Six separate exploit occasions in a single week. The mixed injury throughout DxSale, Gnosis Secure, Superfortune, Alephium, SKP, and WUSD.fi exceeds $25 million. Legacy sensible contracts, multisig configurations, and bridge infrastructure stay the three main assault surfaces in 2026, and the tempo shouldn’t be slowing down.
Hyperliquid’s rise forces institutional recognition
The Hyperliquid narrative crossed a brand new threshold this week. ICE CEO Jeffrey Sprecher stated Hyperliquid is “bigger than Nasdaq” in buying and selling exercise, an announcement that might have been unthinkable a 12 months in the past coming from the pinnacle of one of many world’s largest alternate operators.
Grayscale adopted up by filing its fifth amendment for its Hyperliquid ETF plan below the HYPG ticker, persevering with its aggressive push to carry the primary regulated Hyperliquid funding product to market.
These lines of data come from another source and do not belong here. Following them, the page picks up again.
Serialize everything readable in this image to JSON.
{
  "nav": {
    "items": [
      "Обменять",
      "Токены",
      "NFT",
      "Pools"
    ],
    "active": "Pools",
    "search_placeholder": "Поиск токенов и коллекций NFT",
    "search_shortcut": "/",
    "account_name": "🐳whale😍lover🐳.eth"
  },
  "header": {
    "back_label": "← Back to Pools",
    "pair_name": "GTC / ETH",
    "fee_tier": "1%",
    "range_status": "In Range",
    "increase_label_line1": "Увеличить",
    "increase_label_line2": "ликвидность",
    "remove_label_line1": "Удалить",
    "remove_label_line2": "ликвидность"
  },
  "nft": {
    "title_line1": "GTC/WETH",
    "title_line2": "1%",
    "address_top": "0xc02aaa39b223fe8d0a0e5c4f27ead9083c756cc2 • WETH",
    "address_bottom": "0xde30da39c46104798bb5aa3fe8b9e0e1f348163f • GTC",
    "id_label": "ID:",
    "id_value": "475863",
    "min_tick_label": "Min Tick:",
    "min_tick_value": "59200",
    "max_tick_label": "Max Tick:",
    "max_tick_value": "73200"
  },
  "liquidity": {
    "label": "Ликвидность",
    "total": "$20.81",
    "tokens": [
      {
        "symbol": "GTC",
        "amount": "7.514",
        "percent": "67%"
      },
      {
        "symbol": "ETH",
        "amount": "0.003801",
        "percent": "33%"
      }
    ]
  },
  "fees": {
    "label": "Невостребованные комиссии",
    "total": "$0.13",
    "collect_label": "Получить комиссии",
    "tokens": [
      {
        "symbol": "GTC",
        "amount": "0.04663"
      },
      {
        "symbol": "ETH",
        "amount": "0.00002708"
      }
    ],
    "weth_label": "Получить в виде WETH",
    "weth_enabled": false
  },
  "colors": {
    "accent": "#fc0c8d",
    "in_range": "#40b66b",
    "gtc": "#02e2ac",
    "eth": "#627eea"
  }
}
In the meantime, Bitcoin ETFs bled $334 million in outflows as capital rotated into HYPE-linked merchandise, a dynamic that’s being known as “the nice crypto rotation.”
Hyperliquid’s trajectory from area of interest perps DEX to a protocol that the CEO of Intercontinental Change publicly compares to Nasdaq is likely one of the defining tales of 2026. The Grayscale ETF submitting provides a regulated on-ramp dimension that might speed up institutional flows if authorised.
Circle freezes $12.6M in confidential USDC, ZAMA drops 18%
Circle made a controversial enforcement transfer this week, (*3*) and freezing $12.6 million in person funds. The motion focused a privacy-preserving sensible contract constructed utilizing totally homomorphic encryption expertise, successfully chopping off customers who had deposited USDC into the Zama protocol.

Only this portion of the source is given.